Quick Log problem?

Question

$2^{(x^3)} = 3^{(x^2)}$

Solve for x

I'm pretty sure I use logs to solve this, but how? to what base? I'm kinda lost.. Thanks

Answer 1

Taking logs to any base, $$x^3\log2=x^2\log3\ ,$$ and therefore either $x=0$ or $x=(\log3)/(\log2)$. Note that by the "change of base" formula, the last expression is the same no matter what base you are using.

Answer 2

Take natural log $$ 2^{x^3} = 3^{x^2} \implies x^3 \ln 2 = x^2 \ln 3 \implies x^2 \left( x\ln2 - \ln 3\right) = 0 \implies x_{1,2} = 0,\ x_3 = \frac {\ln 3}{\ln 2} = \log_2 3 $$

Answer 3

Note the following facts:

1. $\log(a^{(b)}) = b\log(a)$. This is the key here (assuming $\log(a)$ exists).

2. When you raise a value to 0 power, you get a value of 1, so $x^0=5^0=1$

It is obvious that when $x=0$, the 2 sides would be equal.

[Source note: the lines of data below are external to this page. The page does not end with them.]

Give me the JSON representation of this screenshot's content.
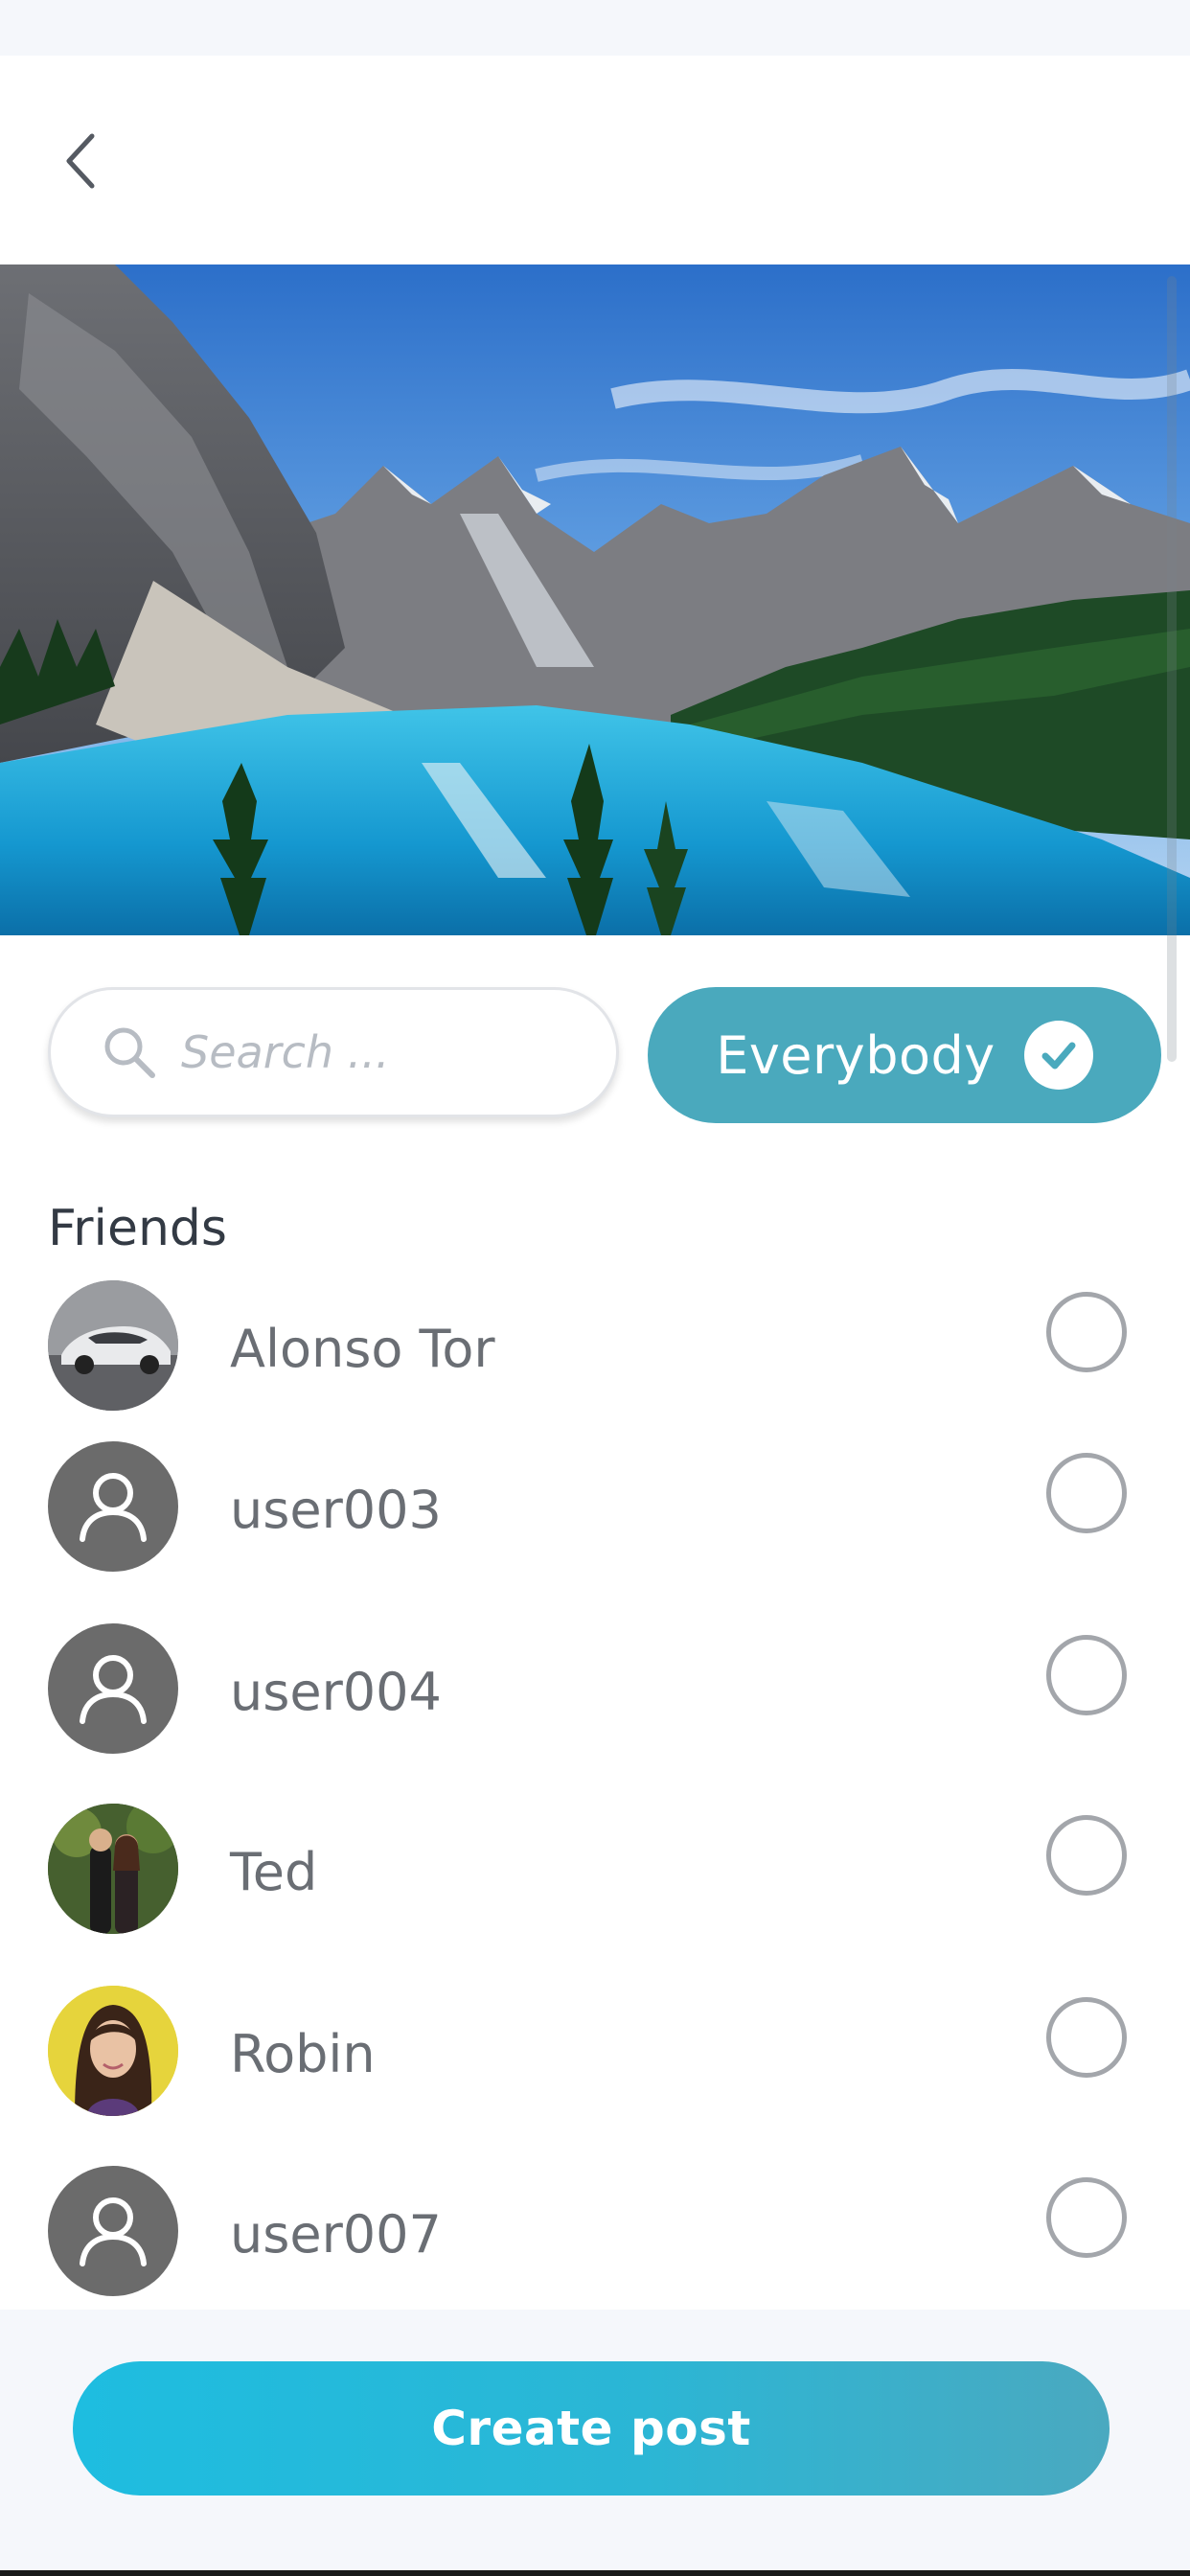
{
  "header": {
    "back_icon": "chevron-left-icon"
  },
  "search": {
    "placeholder": "Search ...",
    "value": "",
    "icon": "search-icon"
  },
  "audience_button": {
    "label": "Everybody",
    "selected": true,
    "icon": "check-circle-icon"
  },
  "friends": {
    "title": "Friends",
    "items": [
      {
        "name": "Alonso Tor",
        "avatar": "car-photo",
        "selected": false
      },
      {
        "name": "user003",
        "avatar": "default-user-icon",
        "selected": false
      },
      {
        "name": "user004",
        "avatar": "default-user-icon",
        "selected": false
      },
      {
        "name": "Ted",
        "avatar": "couple-photo",
        "selected": false
      },
      {
        "name": "Robin",
        "avatar": "woman-portrait-photo",
        "selected": false
      },
      {
        "name": "user007",
        "avatar": "default-user-icon",
        "selected": false
      }
    ]
  },
  "footer": {
    "create_label": "Create post"
  },
  "colors": {
    "accent": "#4aa9bd",
    "button_gradient_start": "#1ebde0",
    "button_gradient_end": "#4aa9c0",
    "text": "#6a6e74",
    "radio_border": "#a3a6ab"
  }
}
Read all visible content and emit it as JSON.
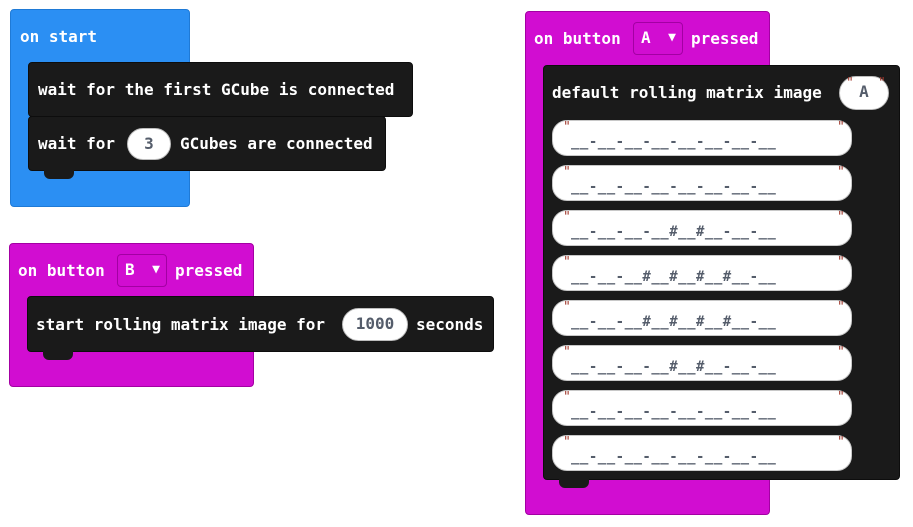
{
  "colors": {
    "on_start": "#2b8ff3",
    "button_event": "#d10dd1",
    "block": "#1a1a1a"
  },
  "on_start": {
    "label": "on start",
    "wait_first": "wait for the first GCube is connected",
    "wait_n_prefix": "wait for",
    "wait_n_value": "3",
    "wait_n_suffix": "GCubes are connected"
  },
  "on_button_b": {
    "prefix": "on button",
    "button": "B",
    "suffix": "pressed",
    "action_prefix": "start rolling matrix image for",
    "action_value": "1000",
    "action_suffix": "seconds"
  },
  "on_button_a": {
    "prefix": "on button",
    "button": "A",
    "suffix": "pressed",
    "default_label": "default rolling matrix image",
    "default_value": "A",
    "rows": [
      "__-__-__-__-__-__-__-__",
      "__-__-__-__-__-__-__-__",
      "__-__-__-__#__#__-__-__",
      "__-__-__#__#__#__#__-__",
      "__-__-__#__#__#__#__-__",
      "__-__-__-__#__#__-__-__",
      "__-__-__-__-__-__-__-__",
      "__-__-__-__-__-__-__-__"
    ]
  }
}
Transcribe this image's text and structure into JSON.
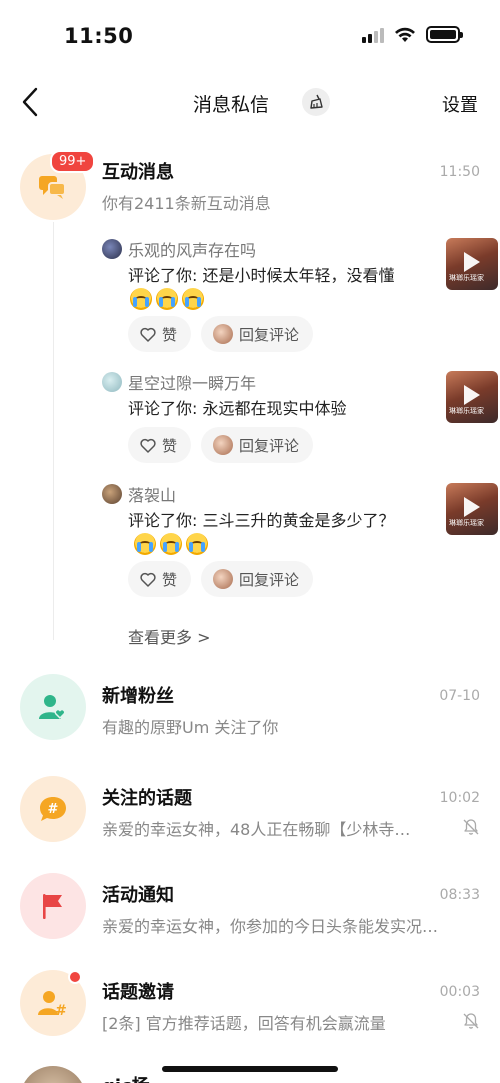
{
  "status_bar": {
    "time": "11:50"
  },
  "nav": {
    "title": "消息私信",
    "settings": "设置"
  },
  "interaction": {
    "badge": "99+",
    "title": "互动消息",
    "time": "11:50",
    "subtitle": "你有2411条新互动消息",
    "comments": [
      {
        "user": "乐观的风声存在吗",
        "text": "评论了你: 还是小时候太年轻，没看懂",
        "like": "赞",
        "reply": "回复评论",
        "thumb_caption": "琳瑯乐瑶家"
      },
      {
        "user": "星空过隙一瞬万年",
        "text": "评论了你: 永远都在现实中体验",
        "like": "赞",
        "reply": "回复评论",
        "thumb_caption": "琳瑯乐瑶家"
      },
      {
        "user": "落袈山",
        "text": "评论了你: 三斗三升的黄金是多少了？",
        "like": "赞",
        "reply": "回复评论",
        "thumb_caption": "琳瑯乐瑶家"
      }
    ],
    "see_more": "查看更多 >"
  },
  "rows": [
    {
      "title": "新增粉丝",
      "time": "07-10",
      "subtitle": "有趣的原野Um 关注了你",
      "icon": "follower-icon",
      "color": "#2fb58a"
    },
    {
      "title": "关注的话题",
      "time": "10:02",
      "subtitle": "亲爱的幸运女神，48人正在畅聊【少林寺…",
      "icon": "hashtag-icon",
      "color": "#f5a623"
    },
    {
      "title": "活动通知",
      "time": "08:33",
      "subtitle": "亲爱的幸运女神，你参加的今日头条能发实况…",
      "icon": "flag-icon",
      "color": "#e84545"
    },
    {
      "title": "话题邀请",
      "time": "00:03",
      "subtitle": "[2条] 官方推荐话题，回答有机会赢流量",
      "icon": "topic-invite-icon",
      "color": "#f5a623"
    }
  ],
  "partial_row": {
    "title": "gjc杨"
  }
}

Now the other possible solution, starting from:

$2^{(x^3)} = 3^{(x^2)}$

Apply the log function to both sides to get:

$\log(2^{(x^3)}) = \log(3^{(x^2)})$

$x^3\log(2) = x^2\log(3)$

assuming $x$ is not zero,

$x=\log(3)/\log(2)=1.58496250072$

Now an interesting point here would be why would get the same answer if you used another base for the log?